The objectives of this study were to 1) develop breeding strategies which take advantage of heterosis and within breed dominance variation to maximise merit of future progeny; and 2) evaluate the performance of these strategies in livestock herds with a range of values for heterosis, additive variation and dominance variation.
Materials and Methods
The "super breed" model, originally proposed by Paul VanRaden at USDA., was expanded to include both additive and dominance genetic variation both between and within breeds. This model consists of considering all animals in the population despite their breed composition as belonging to one "super breed" and pure breeds are considered as inbred lines within the super-breed. Heterosis is then modeled as a recovery from inbreeding depression through a regression on the level of inbreeding. This model allowed prediction of both between breed dominance effects, which are accommodated through the regression on inbreeding, and individual (within breed) dominance effects.
This model was used to predict the performance of future progeny from potential matings of male and female candidates. Two types of breeding strategies were developed; selection followed by mating strategies, and mate selection strategies. Beef producers are familiar with the first type of strategy. The second strategy involves determining the potential merit of progeny from the potential matings of all males and females in the target herd, considering additive effects, heterosis, as well as within and between breed dominance predicted with the super breed model. The best matings can then be chosen. The performance of the two types of breeding strategies were evaluated at a range of values of dominance variance. A number of small herds (all with 20 animals) were used as target herds.
Results and Discussion
Figure 1 shows the performance of selection and mating strategies at different values of dominance and additive variance (p, where p is the frequency of the dominant allele at a biallelic loci with an additive and dominance genetic value = 1). The value of heterosis here is quite small, 5% of genetic standard deviation in an F1 animal. For comparison, the value of heterosis for a trait such as yearling weight could be as high as 200% of a genetic standard deviation. At (p = 0.3), dominance variation is small, and the advantage of mate selection strategies which consider within-breed dominance is small. When dominance variation is large (p = 0.7) the advantage of the mate selection strategies which consider within breed dominance in breeding decisions is large.

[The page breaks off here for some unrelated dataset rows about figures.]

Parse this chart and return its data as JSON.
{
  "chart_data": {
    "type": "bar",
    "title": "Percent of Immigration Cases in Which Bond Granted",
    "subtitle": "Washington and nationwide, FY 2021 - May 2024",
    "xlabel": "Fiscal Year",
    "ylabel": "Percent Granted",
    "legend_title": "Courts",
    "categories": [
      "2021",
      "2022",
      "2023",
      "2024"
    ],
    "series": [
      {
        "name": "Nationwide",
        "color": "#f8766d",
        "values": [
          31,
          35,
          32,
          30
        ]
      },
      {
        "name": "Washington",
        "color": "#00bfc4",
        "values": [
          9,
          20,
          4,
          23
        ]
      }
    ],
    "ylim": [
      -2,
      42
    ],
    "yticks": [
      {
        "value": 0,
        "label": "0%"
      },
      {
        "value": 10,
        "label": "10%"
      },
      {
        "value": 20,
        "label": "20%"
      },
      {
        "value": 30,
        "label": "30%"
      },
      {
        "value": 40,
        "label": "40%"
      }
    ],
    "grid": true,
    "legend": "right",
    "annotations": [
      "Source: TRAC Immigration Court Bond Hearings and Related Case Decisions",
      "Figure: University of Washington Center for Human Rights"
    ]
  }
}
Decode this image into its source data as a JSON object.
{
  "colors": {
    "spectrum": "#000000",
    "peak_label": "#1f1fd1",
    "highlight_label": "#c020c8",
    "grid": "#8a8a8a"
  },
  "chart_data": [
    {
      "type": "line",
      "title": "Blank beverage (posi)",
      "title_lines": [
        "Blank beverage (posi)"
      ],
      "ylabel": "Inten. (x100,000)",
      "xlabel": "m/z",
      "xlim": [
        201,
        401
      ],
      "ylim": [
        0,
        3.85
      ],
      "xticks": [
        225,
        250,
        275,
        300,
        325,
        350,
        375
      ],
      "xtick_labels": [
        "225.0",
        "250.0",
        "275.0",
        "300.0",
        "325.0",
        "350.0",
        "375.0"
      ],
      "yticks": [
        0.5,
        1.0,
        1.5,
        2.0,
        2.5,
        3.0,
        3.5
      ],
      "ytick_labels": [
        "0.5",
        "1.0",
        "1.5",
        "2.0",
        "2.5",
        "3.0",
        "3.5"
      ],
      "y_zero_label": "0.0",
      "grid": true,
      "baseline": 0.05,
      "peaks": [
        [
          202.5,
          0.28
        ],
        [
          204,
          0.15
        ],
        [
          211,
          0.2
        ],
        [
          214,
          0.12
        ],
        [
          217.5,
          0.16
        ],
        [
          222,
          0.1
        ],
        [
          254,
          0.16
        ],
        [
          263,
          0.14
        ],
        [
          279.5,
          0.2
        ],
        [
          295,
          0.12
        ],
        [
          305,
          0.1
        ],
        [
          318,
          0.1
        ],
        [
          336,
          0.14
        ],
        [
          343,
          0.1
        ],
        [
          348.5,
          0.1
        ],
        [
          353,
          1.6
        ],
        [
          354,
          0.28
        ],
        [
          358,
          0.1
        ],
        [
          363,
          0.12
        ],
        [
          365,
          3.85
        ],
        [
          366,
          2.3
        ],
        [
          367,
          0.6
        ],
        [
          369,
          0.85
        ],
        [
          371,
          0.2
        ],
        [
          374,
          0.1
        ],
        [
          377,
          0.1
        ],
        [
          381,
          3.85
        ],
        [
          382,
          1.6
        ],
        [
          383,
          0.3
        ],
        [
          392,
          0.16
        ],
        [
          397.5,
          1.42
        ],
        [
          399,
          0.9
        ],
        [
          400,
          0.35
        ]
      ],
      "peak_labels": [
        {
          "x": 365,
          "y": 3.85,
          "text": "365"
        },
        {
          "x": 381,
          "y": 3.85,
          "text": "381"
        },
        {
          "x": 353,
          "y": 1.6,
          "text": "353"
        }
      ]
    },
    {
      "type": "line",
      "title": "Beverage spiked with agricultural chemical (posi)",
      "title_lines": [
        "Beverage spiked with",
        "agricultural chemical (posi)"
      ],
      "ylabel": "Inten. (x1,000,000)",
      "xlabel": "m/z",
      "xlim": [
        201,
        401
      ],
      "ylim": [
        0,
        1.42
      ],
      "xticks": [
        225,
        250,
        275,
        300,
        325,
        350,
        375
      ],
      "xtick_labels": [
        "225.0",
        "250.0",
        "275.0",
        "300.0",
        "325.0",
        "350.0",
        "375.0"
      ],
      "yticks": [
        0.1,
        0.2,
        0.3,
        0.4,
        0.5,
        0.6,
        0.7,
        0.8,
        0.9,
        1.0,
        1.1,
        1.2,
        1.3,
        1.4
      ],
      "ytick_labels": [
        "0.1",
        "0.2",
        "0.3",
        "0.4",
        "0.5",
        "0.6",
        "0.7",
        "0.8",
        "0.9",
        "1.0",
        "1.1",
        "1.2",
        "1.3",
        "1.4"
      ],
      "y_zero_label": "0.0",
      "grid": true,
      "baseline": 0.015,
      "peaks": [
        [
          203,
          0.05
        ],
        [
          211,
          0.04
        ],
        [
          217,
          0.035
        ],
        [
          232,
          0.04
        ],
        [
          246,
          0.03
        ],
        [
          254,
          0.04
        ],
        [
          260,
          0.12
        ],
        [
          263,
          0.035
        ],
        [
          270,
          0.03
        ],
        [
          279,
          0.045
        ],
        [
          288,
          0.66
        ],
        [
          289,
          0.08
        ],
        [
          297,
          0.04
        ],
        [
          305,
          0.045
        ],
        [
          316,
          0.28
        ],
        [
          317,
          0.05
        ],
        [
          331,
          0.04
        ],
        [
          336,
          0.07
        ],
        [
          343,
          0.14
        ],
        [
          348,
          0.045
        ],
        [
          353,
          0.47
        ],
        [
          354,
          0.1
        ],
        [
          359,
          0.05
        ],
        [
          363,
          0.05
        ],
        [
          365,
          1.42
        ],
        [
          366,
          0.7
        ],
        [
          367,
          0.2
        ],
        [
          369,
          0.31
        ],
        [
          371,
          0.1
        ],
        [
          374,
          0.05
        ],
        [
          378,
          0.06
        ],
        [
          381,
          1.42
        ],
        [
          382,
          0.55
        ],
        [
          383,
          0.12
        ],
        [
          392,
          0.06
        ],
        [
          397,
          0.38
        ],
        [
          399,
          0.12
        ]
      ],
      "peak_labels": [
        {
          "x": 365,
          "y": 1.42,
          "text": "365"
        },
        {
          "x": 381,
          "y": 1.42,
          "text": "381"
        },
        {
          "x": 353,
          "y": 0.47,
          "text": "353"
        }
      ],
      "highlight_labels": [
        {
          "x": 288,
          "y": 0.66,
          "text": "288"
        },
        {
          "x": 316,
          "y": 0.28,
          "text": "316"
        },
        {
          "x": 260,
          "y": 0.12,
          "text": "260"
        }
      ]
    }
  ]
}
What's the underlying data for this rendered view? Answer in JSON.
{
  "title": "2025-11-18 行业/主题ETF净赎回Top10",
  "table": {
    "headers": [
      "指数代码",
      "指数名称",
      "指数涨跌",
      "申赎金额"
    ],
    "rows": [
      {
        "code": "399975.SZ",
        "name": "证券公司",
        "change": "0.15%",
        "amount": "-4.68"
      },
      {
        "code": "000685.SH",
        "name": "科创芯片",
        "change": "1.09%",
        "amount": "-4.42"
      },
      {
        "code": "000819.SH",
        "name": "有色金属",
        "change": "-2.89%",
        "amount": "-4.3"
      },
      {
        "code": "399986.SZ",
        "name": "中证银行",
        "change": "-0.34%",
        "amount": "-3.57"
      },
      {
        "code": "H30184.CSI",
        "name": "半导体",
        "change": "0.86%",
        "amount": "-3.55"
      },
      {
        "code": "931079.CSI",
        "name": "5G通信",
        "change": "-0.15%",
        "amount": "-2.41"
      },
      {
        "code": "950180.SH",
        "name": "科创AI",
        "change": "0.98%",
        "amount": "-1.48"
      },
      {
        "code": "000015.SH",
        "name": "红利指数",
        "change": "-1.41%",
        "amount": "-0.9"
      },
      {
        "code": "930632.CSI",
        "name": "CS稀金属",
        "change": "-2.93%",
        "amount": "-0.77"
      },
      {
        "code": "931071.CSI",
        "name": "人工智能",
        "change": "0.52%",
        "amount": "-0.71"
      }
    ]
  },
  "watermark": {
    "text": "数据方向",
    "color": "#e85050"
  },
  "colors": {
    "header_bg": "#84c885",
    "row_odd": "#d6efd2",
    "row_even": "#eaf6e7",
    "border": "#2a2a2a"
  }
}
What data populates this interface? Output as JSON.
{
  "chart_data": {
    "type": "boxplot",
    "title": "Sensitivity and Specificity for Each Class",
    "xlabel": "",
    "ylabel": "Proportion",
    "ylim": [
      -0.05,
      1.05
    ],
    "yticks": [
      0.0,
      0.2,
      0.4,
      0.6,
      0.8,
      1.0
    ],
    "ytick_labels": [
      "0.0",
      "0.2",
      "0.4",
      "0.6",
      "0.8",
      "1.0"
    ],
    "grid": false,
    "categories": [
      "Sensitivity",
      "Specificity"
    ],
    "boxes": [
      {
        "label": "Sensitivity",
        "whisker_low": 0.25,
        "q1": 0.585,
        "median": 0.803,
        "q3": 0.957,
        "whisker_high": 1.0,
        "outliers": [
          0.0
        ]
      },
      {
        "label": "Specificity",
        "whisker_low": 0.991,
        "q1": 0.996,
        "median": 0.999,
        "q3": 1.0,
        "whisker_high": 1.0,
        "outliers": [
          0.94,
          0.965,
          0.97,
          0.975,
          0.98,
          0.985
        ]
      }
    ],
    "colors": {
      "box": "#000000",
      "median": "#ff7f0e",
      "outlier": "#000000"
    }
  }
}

The relative performance of the breeding strategies changes if heterosis is large. Table 1 shows the relative performance of the breeding strategies when heterosis was 72.5% of the genetic standard deviation.
The large advantage of mate selection strategies over truncation selection and mating strategies seen in Table 1 comes through use of parents which contribute to progeny merit with optimally balanced heterosis and additive merit. Exploiting individual dominance effects has little advantage with these parameters.
Significance to the Industry
Mate selection strategies allow producers to make matings which balance additive merit, heterosis, and within and between breed dominance to produce future progeny with maximum genetic merit. These strategies are particularly useful if heterosis or within breed dominance variance is large.
Acknowledgments
Funding from Beef Improvement Ontario and the Natural Sciences and Engineering Research Council of Canada is gratefully acknowledged.
Table 1. Average total progeny merit as a proportion of genetic standard deviation for four mating strategies at p = 0.7, with a large value of heterosis (72.5% of genetic standard deviation).
| Breeding strategy | Total progeny merit (± SE) |
| Truncation selection and mate allocation on predicted additive merit and cost of inbreeding | 0.168 (0.028) |
| Truncation selection and mate allocation on total progeny merit | 0.172 (0.029) |
| Mate selection on predicted additive merit and cost of inbreeding | 0.313 (0.023) |
| Mate selection on predicted total progeny merit | 0.316 (0.023) |
Figure 1. Average total progeny merit as a proportion of genetic standard deviation for four mating strategies at different values of variance components.